Continuous integration and continuous deployment (CI/CD) is the difference between releasing software once a quarter (or year) and performing dozens of releases to production within a day.

But it’s one of the most difficult indicators to measure, since every environment is different. It is important to understand how many code commits don’t make it past your integration environment. These blockages could be the result of poor programming practices, poor code quality or poor testing. However, if features stay in dev or integration for too long, there is surely an underlying issue. In most cases, it centers around automated testing.

So, how do you measure good testing? This is one of the most difficult questions enterprises face, especially when automated testing is added after monolithic applications are already written. Essentially, good testing is about creating good business logic and integrating testing that meets most use cases, while covering each function and class. Immediate feedback on failed or successful tests expedites the automation process. The less automated testing is built, the more QA has to test by hand. Failing to integrate good business and integration testing slows down the entire CD part of the pipeline significantly. Also remember shooting for 100% test coverage is unrealistic—over 80% should be sufficient.

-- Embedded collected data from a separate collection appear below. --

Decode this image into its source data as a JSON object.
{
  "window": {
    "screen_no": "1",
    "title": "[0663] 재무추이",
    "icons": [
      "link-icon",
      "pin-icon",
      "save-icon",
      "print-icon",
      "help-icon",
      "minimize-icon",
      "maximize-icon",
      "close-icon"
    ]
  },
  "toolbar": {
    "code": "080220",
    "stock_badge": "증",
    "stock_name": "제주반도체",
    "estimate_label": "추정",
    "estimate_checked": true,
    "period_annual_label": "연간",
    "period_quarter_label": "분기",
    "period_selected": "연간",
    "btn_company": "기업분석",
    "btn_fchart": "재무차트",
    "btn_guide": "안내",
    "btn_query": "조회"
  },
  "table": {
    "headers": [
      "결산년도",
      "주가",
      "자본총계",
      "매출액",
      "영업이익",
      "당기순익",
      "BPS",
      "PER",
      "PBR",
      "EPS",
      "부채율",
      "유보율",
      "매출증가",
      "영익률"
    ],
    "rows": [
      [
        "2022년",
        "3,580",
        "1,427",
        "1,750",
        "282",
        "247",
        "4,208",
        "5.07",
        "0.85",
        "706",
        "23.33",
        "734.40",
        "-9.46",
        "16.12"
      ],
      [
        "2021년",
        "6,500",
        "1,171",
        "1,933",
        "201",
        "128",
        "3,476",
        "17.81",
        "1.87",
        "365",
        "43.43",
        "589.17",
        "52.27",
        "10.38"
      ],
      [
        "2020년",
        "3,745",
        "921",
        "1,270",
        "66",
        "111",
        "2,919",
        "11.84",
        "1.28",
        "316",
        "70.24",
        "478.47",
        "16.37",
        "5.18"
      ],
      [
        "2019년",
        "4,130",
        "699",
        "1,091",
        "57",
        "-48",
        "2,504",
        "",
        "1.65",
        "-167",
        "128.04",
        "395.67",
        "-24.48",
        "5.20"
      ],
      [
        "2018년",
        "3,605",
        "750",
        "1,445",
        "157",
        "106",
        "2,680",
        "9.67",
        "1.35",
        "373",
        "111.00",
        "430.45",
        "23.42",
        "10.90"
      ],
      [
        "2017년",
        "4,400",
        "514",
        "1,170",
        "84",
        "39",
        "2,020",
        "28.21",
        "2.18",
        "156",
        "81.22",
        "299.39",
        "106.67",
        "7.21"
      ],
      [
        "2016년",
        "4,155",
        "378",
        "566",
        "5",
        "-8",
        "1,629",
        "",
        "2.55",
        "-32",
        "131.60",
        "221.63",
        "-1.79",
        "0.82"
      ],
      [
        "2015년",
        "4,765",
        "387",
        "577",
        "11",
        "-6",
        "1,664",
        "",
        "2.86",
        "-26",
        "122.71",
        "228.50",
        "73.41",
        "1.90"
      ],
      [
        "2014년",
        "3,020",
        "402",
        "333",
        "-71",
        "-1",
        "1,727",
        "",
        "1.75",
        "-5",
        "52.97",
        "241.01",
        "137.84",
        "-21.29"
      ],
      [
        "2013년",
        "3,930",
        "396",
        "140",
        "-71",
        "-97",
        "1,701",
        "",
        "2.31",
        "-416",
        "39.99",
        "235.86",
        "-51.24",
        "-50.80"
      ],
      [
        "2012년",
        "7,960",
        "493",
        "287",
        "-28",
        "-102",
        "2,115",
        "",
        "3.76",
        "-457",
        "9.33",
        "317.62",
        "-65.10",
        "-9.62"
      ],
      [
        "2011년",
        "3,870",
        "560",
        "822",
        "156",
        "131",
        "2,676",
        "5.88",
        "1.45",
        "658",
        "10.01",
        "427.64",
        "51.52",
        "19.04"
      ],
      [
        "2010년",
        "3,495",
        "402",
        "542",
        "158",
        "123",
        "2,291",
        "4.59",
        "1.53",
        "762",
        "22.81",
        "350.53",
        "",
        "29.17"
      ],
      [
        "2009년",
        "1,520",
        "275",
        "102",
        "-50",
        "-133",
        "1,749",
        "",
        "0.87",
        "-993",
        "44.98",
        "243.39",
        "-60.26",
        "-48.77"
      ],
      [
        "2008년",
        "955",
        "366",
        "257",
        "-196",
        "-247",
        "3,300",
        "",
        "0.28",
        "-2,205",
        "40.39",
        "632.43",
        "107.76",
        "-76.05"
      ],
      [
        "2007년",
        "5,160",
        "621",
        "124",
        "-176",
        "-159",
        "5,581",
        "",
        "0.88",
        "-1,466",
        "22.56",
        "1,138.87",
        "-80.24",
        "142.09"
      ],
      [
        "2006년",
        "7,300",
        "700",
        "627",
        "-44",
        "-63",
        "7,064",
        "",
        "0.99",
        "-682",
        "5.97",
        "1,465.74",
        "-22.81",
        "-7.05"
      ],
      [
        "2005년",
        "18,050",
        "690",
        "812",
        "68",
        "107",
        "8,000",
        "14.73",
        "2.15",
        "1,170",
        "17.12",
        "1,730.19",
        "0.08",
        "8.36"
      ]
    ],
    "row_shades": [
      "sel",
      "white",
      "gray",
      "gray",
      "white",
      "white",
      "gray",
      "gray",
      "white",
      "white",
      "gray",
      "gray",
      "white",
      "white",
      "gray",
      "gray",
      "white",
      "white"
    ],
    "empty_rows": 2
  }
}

It’s also important to remember applications that are not in a pipeline and must be manually tested will never keep up with the pace of cloud-born innovation. If you are dealing with a giant, monolithic legacy app, it’s time to design its replacement (starting with testing). Pipelines should also have notifications built into them, with chaining logic to react to failures. Tools such as Jenkins, CircleCI, TravisCI and most code repository solutions, such as GitLab, offer rich feature sets to aid in pipeline creation and management.

Continuous Security

The easiest way to ensure security compliance is to shift left and resolve security issues in the development stage. Too often, security is applied at production, which means it’s not part of the environment’s end-to-end process. Securing applications and networks at the development level will give you more confidence that applications will interoperate properly at the production level.

After shifting left, make sure you continuously deploy and monitor your clusters, nodes and pods in a secure manner. Ideally, you have a tool that provides a real-time summary of your cluster’s compliance and security status by looking at workload security and governance checks, cluster worker node CIS Kubernetes Benchmark checks, cluster Ingress controller security best practices and istio security checks.

DevOps Success Never Ends

Success in measuring your core DevOps KPIs is not about getting to full automation immediately—it’s about understanding your biggest issues, continuously securing them and improving them over time. DevOps has no end; success requires continuously measuring your progress and improving your environment with the most effective and up-to-date tools. Take control, implement thorough and meaningful monitoring, deliver with confidence and do it securely.